Ulrich Monegel: „Wer trägt die Verantwortung?“


 


   Die CDU-Fraktion nimmt den
   tragischenEinsturz der Eissporthalle in Bad
   Reichenhall zum Anlass, auf die nicht
   eindeutig geklärte Rollenverteilung
   innerhalb der Stadtverwaltung bei der
   Gebäudeverantwortung hinzuweisen. Einen
   entsprechenden Fragenkatalog hat Ulrich Monegel, Sprecher der CDU-Fraktion im Immobilien-
ausschuss, für die nächste Sitzung eingereicht.




Ulrich Monegel:


„Uns geht es nicht darum, Ängste zu schüren oder Panik zu verbreiten.
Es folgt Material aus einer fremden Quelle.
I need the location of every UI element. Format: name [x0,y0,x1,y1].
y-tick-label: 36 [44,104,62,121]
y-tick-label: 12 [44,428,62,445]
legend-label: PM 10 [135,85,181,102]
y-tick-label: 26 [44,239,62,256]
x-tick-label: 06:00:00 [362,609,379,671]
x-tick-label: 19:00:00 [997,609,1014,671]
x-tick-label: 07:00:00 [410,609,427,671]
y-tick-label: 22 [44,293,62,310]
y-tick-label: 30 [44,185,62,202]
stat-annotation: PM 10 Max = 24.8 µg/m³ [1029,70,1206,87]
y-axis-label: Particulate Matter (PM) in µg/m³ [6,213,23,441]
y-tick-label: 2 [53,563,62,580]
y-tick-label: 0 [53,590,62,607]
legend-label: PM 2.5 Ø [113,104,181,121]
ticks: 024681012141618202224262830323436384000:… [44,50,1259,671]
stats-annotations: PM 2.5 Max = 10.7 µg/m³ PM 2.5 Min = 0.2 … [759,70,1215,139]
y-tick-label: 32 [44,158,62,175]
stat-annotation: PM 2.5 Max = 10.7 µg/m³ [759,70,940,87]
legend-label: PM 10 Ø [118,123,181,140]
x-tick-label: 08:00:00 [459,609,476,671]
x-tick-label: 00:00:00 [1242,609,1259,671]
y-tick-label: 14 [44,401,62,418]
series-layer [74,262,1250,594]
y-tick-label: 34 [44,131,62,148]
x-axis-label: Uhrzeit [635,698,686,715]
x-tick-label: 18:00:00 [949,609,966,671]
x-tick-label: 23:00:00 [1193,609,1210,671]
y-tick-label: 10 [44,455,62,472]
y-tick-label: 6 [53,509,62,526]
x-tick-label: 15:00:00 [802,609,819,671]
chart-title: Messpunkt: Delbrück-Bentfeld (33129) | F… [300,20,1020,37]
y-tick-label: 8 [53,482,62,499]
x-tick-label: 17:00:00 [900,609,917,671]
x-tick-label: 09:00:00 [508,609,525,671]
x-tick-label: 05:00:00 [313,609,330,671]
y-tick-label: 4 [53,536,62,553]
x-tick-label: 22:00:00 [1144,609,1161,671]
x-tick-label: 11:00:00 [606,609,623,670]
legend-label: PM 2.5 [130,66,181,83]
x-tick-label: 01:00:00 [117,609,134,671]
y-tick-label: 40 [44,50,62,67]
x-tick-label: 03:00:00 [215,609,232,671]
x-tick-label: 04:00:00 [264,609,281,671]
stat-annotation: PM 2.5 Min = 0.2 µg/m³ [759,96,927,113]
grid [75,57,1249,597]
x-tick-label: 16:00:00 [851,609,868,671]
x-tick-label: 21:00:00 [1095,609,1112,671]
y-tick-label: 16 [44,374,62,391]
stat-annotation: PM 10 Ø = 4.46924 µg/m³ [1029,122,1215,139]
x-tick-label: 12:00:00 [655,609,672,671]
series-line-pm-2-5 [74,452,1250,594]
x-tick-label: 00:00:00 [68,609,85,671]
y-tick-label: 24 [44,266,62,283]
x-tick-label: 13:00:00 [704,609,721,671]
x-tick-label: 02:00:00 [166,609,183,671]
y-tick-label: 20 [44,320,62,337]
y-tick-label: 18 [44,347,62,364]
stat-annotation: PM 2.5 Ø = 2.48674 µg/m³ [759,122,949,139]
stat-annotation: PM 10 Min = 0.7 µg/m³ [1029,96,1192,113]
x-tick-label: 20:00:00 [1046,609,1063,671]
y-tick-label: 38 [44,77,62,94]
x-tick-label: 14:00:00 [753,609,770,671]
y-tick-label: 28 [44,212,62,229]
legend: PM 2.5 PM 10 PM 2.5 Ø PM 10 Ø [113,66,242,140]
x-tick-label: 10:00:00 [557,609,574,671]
Wir wollen allerdings wissen, in welchem zeitlichen Turnus und nach welchen Kriterien städtische Gebäude in ihrer Sicherheit begutachtet werden.“


 


Mit Blick auf das bislang noch nicht mit letzter Konsequenz umgesetzte Vorhaben einer neuen, klaren Rollenverteilung innerhalb des städtischen Immobilienmanagements stellt sich die Frage nach der Definition klarer Verantwortlichkeiten. Nach wie vor sind innerhalb der Verwaltung die Bauherren-, Hausherren- und Eigentümerfunktion hinsichtlich der Gebäudeverantwortung noch nicht klar abgegrenzt, wenn in einem Krisenfall der letztlich Verantwortliche gesucht wird. Die Umsetzung der Schließung des Südbades, bei dem sich Sport- und Baudezernat gegenseitig die Schuld in die Schuhe schoben, sei ein warnendes  Beispiel, so Monegel.


 


Die CDU-Fraktion will die „Letztverantwortung“ anhand von Beispielen hinterfragen. „Vier Hallenbäder haben wir an Vereine verpachtet, das Schauspielhaus gehört dem Eigenbetrieb Theater Dortmund, der Zoo den Sport- und Freizeitbetrieben. Das sind alles Einrichtungen mit hohem Publikumsverkehr, bei denen es einer besonderen Sorgfalt bedarf“, so Fraktionssprecher Monegel.


 


Abhilfe schaffen könnte nach Meinung der CDU-Fraktion die konsequente Durchsetzung des sog. „Mieter- Vermieter-Modells“. Dabei tritt die Zentrale Gebäudewirtschaft der Stadt als Vermieter der Objekte und Anbieter von Nebenleistungen auf und schließt mit den Nutzern Miet- oder Pachtverträge und Vereinbarungen über Nebenleistungen ab.